Strona:Chimera 1907 z. 28-30.djvu/301

Ta strona została przepisana.
UPANISZADA KENA. Z SAMAWEDY.
BRAMANOWI CZEŚĆ I CHWAŁA!
OM TAT SAT.

1. Niech Braman roztoczy opiekę swą nad nami, a niech nas uraduje. Wspólnego imajmy się dzieła. Niech tajemnice Promienistego Bramana wspólna przenika praca, a niechęć wzajemna niech omija nas.

Om. Pokój! Pokój! Pokój!!

2. Niech ramię moje, tchnienie, oko, ucho, siły me i wszystkie me władze trwają w dzielności, Wszystko jest Bramanem Upaniszad.

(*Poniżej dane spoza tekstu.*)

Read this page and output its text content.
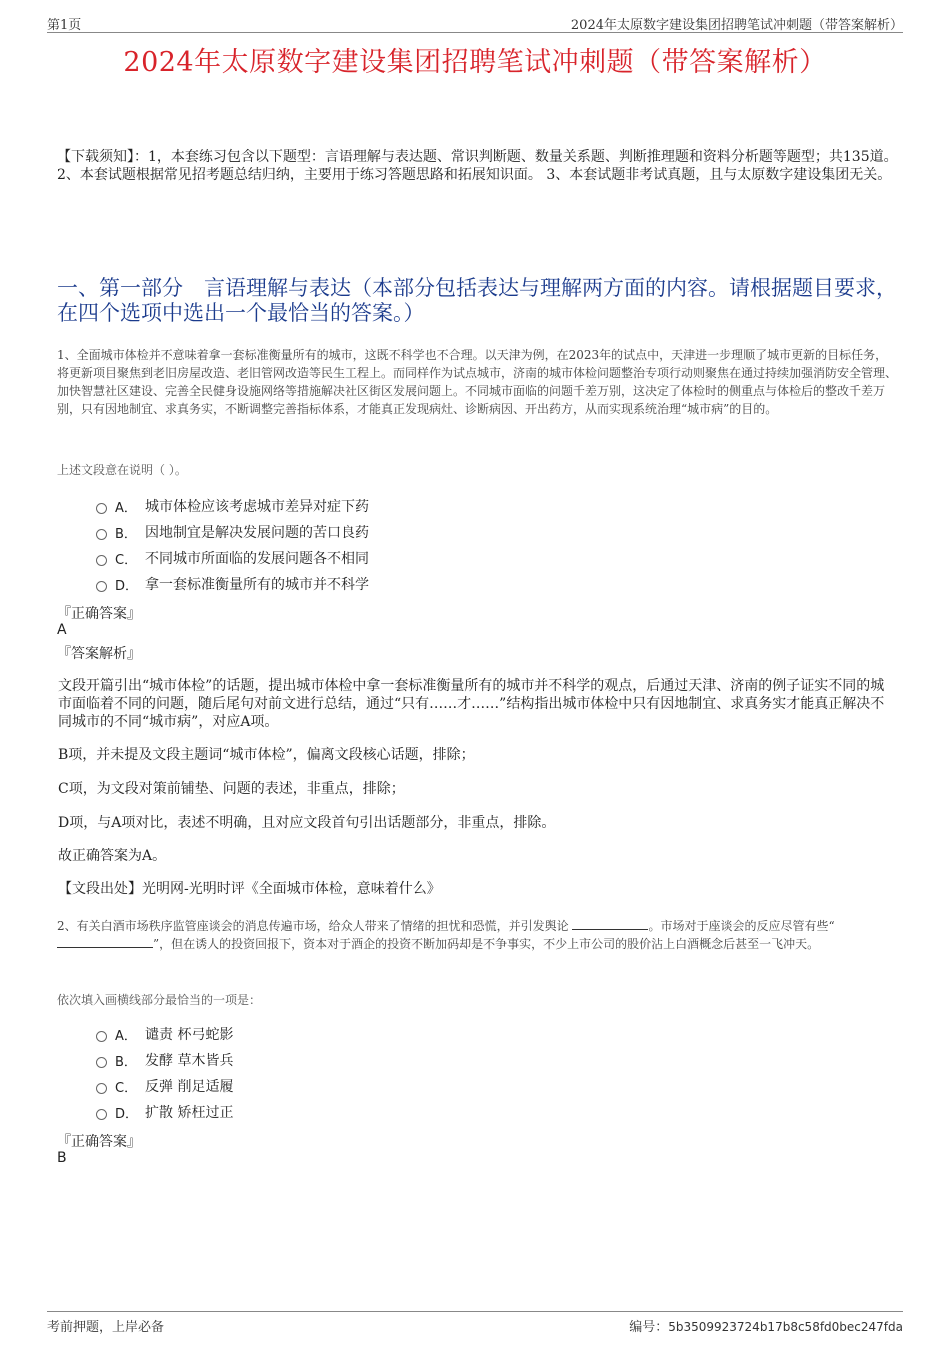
第1页	2024年太原数字建设集团招聘笔试冲刺题（带答案解析）
2024年太原数字建设集团招聘笔试冲刺题（带答案解析）
【下载须知】：1，本套练习包含以下题型：言语理解与表达题、常识判断题、数量关系题、判断推理题和资料分析题等题型；共135道。 2、本套试题根据常见招考题总结归纳，主要用于练习答题思路和拓展知识面。 3、本套试题非考试真题，且与太原数字建设集团无关。
一、第一部分　言语理解与表达（本部分包括表达与理解两方面的内容。请根据题目要求，在四个选项中选出一个最恰当的答案。）
1、全面城市体检并不意味着拿一套标准衡量所有的城市，这既不科学也不合理。以天津为例，在2023年的试点中，天津进一步理顺了城市更新的目标任务，将更新项目聚焦到老旧房屋改造、老旧管网改造等民生工程上。而同样作为试点城市，济南的城市体检问题整治专项行动则聚焦在通过持续加强消防安全管理、加快智慧社区建设、完善全民健身设施网络等措施解决社区街区发展问题上。不同城市面临的问题千差万别，这决定了体检时的侧重点与体检后的整改千差万别，只有因地制宜、求真务实，不断调整完善指标体系，才能真正发现病灶、诊断病因、开出药方，从而实现系统治理“城市病”的目的。
上述文段意在说明（ ）。
A． 城市体检应该考虑城市差异对症下药
B． 因地制宜是解决发展问题的苦口良药
C． 不同城市所面临的发展问题各不相同
D． 拿一套标准衡量所有的城市并不科学
『正确答案』
A
『答案解析』
文段开篇引出“城市体检”的话题，提出城市体检中拿一套标准衡量所有的城市并不科学的观点，后通过天津、济南的例子证实不同的城市面临着不同的问题，随后尾句对前文进行总结，通过“只有……才……”结构指出城市体检中只有因地制宜、求真务实才能真正解决不同城市的不同“城市病”，对应A项。
B项，并未提及文段主题词“城市体检”，偏离文段核心话题，排除；
C项，为文段对策前铺垫、问题的表述，非重点，排除；
D项，与A项对比，表述不明确，且对应文段首句引出话题部分，非重点，排除。
故正确答案为A。
【文段出处】光明网-光明时评《全面城市体检，意味着什么》
2、有关白酒市场秩序监管座谈会的消息传遍市场，给众人带来了情绪的担忧和恐慌，并引发舆论	。市场对于座谈会的反应尽管有些“”，但在诱人的投资回报下，资本对于酒企的投资不断加码却是不争事实，不少上市公司的股价沾上白酒概念后甚至一飞冲天。
依次填入画横线部分最恰当的一项是：
A． 谴责 杯弓蛇影
B． 发酵 草木皆兵
C． 反弹 削足适履
D． 扩散 矫枉过正
『正确答案』
B
考前押题，上岸必备	编号：5b3509923724b17b8c58fd0bec247fda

Obym nigdy nie wyparł się Bramana i oby Braman nigdy nie opuścił mnie. Oby władze me wszystkie nigdy nie wyparły się Bramana i oby Braman nigdy nie opuszczał ich. Oby wszystkie cnoty Upaniszad spoczywały we mnie, objawiając Atmana, oby we mnie spoczywały.
Om. Pokój! Pokój! Pokój!!!

tu poczyna się upaniszada:

1.  „Czyja moc wyłoniła człowieczą moc ducha?
A pierwsze życia tchnienie — tchnienież było czyje?